Five members in Saroj's family, including his three young children, lived on his Rs 10,000 a month income. He used to work at a brass polishing factory in Shahdara. His income was just enough for his family to last through the month. Since the lockdown, he hasn't earned anything. For some time after the lockdown was announced he got groceries on credit. But knowing that Saroj wouldn't be able to pay him in the near future, the local shopkeeper stopped the supply.

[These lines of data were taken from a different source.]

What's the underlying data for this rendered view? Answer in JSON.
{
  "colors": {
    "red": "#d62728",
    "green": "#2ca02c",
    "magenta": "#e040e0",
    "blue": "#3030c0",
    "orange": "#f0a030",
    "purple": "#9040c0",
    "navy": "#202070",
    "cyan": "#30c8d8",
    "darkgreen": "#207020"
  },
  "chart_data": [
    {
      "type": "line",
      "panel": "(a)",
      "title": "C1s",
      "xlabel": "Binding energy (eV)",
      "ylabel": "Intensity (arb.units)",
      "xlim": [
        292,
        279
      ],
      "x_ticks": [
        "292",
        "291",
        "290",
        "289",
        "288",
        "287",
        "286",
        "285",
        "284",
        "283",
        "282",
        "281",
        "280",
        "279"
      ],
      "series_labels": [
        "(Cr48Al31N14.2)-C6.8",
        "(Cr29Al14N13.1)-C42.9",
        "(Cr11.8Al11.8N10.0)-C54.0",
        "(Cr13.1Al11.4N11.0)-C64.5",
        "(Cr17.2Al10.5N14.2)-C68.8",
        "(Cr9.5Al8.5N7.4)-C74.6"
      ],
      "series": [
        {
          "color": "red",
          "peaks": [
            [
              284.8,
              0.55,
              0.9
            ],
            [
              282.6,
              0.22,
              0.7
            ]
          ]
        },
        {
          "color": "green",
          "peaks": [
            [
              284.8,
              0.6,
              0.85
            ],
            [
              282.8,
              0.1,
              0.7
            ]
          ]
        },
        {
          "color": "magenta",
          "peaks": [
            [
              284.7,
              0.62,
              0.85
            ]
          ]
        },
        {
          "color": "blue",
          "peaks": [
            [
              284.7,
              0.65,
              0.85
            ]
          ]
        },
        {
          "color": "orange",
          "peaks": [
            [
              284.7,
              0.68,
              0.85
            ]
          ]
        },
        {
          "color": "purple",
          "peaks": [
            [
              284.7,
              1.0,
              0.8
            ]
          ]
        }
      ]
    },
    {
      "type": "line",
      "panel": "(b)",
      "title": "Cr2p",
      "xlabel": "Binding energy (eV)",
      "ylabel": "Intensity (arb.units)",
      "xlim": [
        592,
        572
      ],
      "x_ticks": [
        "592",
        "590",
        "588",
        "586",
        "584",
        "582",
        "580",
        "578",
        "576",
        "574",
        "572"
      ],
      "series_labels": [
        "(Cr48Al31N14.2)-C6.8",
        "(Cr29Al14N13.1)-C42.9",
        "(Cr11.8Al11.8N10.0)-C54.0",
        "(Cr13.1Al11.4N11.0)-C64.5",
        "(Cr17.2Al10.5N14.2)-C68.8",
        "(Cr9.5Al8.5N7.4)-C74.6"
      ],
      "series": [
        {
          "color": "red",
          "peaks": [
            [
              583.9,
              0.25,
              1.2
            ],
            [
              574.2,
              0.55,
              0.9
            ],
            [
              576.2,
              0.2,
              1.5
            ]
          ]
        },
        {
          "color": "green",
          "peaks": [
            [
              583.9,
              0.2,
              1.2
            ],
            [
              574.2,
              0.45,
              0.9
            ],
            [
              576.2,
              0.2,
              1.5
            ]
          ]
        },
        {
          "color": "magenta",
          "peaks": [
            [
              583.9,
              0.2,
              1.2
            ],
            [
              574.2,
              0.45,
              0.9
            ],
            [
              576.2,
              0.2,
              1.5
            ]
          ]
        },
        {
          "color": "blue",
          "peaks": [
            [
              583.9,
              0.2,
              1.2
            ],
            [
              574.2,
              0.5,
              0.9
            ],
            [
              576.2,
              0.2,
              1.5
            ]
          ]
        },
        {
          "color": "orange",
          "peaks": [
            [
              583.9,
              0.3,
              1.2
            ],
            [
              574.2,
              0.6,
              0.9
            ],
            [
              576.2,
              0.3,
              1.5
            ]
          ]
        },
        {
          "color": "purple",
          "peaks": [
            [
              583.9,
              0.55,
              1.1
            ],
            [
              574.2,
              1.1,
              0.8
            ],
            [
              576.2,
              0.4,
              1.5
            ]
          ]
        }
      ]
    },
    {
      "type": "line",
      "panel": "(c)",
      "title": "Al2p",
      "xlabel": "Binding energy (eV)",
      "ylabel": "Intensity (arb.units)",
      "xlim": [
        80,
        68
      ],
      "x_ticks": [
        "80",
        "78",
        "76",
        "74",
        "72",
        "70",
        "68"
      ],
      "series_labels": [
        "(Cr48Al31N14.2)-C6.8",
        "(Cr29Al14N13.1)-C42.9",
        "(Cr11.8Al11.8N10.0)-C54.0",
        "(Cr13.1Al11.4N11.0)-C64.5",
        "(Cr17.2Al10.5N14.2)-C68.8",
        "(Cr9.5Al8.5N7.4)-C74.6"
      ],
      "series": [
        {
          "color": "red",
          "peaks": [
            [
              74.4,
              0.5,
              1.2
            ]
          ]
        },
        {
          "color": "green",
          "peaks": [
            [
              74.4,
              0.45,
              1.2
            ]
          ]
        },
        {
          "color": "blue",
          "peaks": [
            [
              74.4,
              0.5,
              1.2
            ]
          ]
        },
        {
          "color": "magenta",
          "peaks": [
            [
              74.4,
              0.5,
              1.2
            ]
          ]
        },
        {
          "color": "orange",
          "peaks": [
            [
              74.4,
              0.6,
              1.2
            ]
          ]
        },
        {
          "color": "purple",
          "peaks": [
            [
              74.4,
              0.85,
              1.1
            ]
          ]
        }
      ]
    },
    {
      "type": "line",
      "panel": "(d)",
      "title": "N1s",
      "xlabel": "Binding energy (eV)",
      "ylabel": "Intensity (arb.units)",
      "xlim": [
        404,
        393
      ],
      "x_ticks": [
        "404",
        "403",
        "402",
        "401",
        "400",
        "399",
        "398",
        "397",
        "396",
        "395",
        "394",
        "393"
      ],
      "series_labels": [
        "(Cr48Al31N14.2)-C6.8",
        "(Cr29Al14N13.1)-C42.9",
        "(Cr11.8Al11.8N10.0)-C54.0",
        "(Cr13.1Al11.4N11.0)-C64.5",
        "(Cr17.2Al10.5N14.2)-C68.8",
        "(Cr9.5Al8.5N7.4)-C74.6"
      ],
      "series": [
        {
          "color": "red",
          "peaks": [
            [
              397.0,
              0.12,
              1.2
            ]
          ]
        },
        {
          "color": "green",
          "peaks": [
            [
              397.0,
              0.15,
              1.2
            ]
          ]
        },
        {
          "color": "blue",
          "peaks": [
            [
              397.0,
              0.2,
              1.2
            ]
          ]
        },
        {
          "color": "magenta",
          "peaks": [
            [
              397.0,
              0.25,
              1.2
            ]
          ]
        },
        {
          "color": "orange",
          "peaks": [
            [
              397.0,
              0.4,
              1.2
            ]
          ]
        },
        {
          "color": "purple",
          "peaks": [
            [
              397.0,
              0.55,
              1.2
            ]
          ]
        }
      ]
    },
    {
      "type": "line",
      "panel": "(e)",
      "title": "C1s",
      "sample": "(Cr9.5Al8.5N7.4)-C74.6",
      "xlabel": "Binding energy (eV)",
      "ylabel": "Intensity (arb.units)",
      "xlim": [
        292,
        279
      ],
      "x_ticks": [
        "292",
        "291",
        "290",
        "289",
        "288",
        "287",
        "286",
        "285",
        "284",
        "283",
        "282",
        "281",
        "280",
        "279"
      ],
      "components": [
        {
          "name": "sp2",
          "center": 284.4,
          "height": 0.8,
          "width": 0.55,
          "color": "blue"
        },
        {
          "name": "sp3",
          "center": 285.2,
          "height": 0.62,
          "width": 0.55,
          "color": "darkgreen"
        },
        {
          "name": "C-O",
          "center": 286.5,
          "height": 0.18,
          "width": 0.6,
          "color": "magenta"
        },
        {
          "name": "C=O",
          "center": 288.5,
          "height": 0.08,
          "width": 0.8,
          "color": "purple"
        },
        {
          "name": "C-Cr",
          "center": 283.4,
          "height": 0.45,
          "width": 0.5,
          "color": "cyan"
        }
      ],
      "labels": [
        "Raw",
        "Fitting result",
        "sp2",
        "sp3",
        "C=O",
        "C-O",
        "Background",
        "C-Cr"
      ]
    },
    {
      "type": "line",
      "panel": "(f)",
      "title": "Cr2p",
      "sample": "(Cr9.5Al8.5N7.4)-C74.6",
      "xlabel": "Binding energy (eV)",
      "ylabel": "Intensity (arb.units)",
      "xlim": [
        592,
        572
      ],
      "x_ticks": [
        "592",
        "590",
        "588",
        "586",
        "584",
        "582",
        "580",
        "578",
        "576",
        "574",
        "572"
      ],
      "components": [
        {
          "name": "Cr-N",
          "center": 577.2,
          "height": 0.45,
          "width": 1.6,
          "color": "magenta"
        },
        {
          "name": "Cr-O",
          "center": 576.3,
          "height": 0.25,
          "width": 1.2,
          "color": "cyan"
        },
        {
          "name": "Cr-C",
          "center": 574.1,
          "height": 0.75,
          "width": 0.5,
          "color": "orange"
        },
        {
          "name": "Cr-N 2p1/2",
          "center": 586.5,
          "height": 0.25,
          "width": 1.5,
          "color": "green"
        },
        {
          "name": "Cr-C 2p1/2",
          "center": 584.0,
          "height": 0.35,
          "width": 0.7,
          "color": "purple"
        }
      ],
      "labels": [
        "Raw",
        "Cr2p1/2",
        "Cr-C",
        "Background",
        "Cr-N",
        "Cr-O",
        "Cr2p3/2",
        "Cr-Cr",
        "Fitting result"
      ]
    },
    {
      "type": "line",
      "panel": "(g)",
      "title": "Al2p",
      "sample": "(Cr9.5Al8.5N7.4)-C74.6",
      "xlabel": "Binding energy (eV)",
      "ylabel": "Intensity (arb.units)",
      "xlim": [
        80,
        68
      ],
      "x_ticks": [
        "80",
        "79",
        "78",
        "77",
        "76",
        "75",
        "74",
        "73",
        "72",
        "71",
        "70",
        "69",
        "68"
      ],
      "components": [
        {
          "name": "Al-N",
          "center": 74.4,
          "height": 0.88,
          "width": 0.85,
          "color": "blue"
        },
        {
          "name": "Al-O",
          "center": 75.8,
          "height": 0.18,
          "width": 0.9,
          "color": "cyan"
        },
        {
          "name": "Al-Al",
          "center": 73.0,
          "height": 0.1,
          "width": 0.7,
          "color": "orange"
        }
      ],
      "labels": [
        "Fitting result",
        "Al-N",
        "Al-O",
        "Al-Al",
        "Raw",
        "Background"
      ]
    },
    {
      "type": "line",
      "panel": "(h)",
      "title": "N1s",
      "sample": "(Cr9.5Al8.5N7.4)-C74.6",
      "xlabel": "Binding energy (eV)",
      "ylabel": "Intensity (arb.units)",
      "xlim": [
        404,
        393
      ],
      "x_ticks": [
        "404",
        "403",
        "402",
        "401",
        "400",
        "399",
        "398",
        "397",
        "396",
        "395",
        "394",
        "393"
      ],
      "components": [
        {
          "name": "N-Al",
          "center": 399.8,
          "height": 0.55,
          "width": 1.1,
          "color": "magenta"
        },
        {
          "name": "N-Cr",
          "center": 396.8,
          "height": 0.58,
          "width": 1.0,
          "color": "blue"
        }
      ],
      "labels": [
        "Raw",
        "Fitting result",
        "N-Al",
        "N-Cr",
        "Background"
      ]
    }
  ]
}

"I used to earn enough for my family to last us the month. Now there's nothing. We have food when rich people come and distribute it. Otherwise there's nothing. Nobody's ready to loan me any money," Saroj said. He comes from Buxar district of Bihar and is quite desperate to reach his village where he's sure he and his family will be able to survive somehow.

But what about the people who say that migrant workers shouldn't rush to their homes?

"How can anyone say that? They must surely be mad," Saroj says and walks away.

Manoj, who is his colleague at the factory, which hasn't paid full salaries to its workers, says that some of their friends from Bihar tried to flee to their state out of desperation. "But they were stopped at Ghaziabad. The police beat them up badly and told them to return. Since then we haven't had the courage to take up the journey. Someone told us 'call the police, they'll get you food'. We have been calling them every day. We've got nothing from the government so far," Manoj said. He comes from Uttar Pradesh's Ballia district.

Reema who comes from Gorakhpur in Uttar Pradesh, and lives in Sahibabad, is in an even more desperate situation. Her husband, Sinhaasan, used to earn his salary working at a garment shop. It's not just the lack of food and money that's hurting them. Sinhaasan fell ill a few days ago. He was diagnosed with typhoid. The Rs 2,000 Reema had borrowed from a friend to provide for milk and food for her children has now gone into getting medicines for her husband.

"Hum intezaar kar rahe hain. Jab gaadi khulegi turant bhaag jaayenge. Kuch nahi hai khaane ke liye. Saara paisa inki dawa mein kharch ho gaya (We are waiting. Whenever train services start, we'll leave. There's nothing to eat. Every paisa has gone into his medicines," Reema said.

Ram Ashish who lives with his family in Gurugram's Prem Nagar area says that as much as he would like to return to his home in Ballia he knows he won't be able to make that journey. "Our landlord has been kind to us till now. But that doesn't mean he won't ask for the rent. Before we leave, we will have to clear our dues. Where will we get the money for that?"

Sanoj who works as a painter and lives in the flat next to Ashish's says that they had no idea the lockdown would continue for this long. "I had just returned from my house in Ballia 15 days before the lockdown. I didn't even have time to earn anything before the government ordered the shutdown. I thought the lockdown would continue for a week or 10 days. If I knew this is what I was coming to, I would have given anything to stay at home with my family. Even today, I would take the first train out to UP."

But what about the social distancing norms?

"Yes, what they're saying makes sense. I understand this disease is quite contagious and very deadly," said Sanoj. "But till when will we sit inside our houses waiting for some organisation to give us food? The police doesn't allow us to step out also. Till when will we wait for somebody's generosity before we see our children starve to death in front of our very own eyes?"